NEW DELHI: India faces nearterm challenges which need to be managed carefully without sacrificing hard-earned macro-economic stability, the finance ministry said in its monthly economic report. It asserted that the country faces a low risk of stagflation owing to its prudent stabilisation policies.
The monthly report for May said India faces nearterm challenges in managing its fiscal deficit, sustaining economic growth, reining in inflation and containing the current account deficit. This, while maintaining a fair value of the Indian currency.
“Many countries around the world, including and especially developed countries, face similar challenges. India is relatively better placed to weather these because of its financial sector stability and its vaccination success in enabling the economy to open up. Further, its medium-term growth prospects remain bright as pent-up capacity expansion in the private sector is expected to drive capital formation and employment generation in the rest of this decade,” said the report prepared by the department of economic affairs.

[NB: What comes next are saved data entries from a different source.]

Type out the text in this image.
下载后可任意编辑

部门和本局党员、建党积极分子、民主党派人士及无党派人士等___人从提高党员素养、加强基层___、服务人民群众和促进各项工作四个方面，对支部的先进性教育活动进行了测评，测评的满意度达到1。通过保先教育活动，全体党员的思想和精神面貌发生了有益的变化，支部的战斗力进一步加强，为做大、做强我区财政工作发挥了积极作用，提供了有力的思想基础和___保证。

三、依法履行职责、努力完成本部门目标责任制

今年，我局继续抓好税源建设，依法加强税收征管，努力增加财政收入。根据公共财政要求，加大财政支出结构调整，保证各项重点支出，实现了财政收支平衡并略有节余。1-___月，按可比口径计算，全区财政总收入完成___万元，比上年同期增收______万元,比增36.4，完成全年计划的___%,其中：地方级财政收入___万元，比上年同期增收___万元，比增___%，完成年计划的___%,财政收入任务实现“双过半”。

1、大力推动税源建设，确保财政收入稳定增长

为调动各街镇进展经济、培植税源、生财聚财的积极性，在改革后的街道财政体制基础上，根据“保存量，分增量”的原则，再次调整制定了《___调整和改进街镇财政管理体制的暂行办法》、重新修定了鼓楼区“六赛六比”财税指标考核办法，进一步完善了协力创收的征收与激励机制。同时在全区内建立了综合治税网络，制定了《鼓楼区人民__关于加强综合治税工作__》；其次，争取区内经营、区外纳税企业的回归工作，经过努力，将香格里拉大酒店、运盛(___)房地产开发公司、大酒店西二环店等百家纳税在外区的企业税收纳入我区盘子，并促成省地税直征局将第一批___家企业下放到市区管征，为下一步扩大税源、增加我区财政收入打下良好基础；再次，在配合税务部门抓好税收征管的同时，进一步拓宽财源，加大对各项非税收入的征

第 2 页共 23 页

It said that the world is looking at a distinct possibility of widespread stagflation but added the risk is low for India due to robust policies. Both retail and wholesale price inflation is high but there are prospects of robust growth.
The report said RBI’s monetary policy is now fully dedicated to reining in inflation pressures. It is raising repo ra- tes and withdrawing excess liquidity after inflation has remained persistently above 6% for four consecutive months. Around the same time, the government also shared the heavy lifting for inflation control by effecting duty cuts and targeting subsidies to protect the needy against the price rise, it said, referring to steps taken by the Centre to tame stubborn inflationary pressures.
The report said the imported components of high retail inflation in India have mainly been elevated global prices of crude and edible oil. Locally, the onset of the summer heat wave has also contributed to the rise in food prices.
However, going forward, international crude prices may be tempered as global growth weakens and the Opecincreases supply. But, the timing of this remains uncertain and there are also upside risks to oil prices as Opec supply will not be enough to match the shortfall caused by potential withdrawal of Russian crude from the market. International edible oil prices may also decline with Indonesia withdrawing the export ban on crude palm oil exports and further committing to lowering export taxes to encourage shipments.
“Finally, as heat wave gradually gives in to expected timely arrival of southwest monsoons sending newer crops to the Mandi, food prices and consequently headline retail inflation are expected to decline. Early evidence of that was seen in May with retail inflation easing from 7. 8% in April to 7% in May and food inflation dropping from 8. 3% to 8%,”the report said.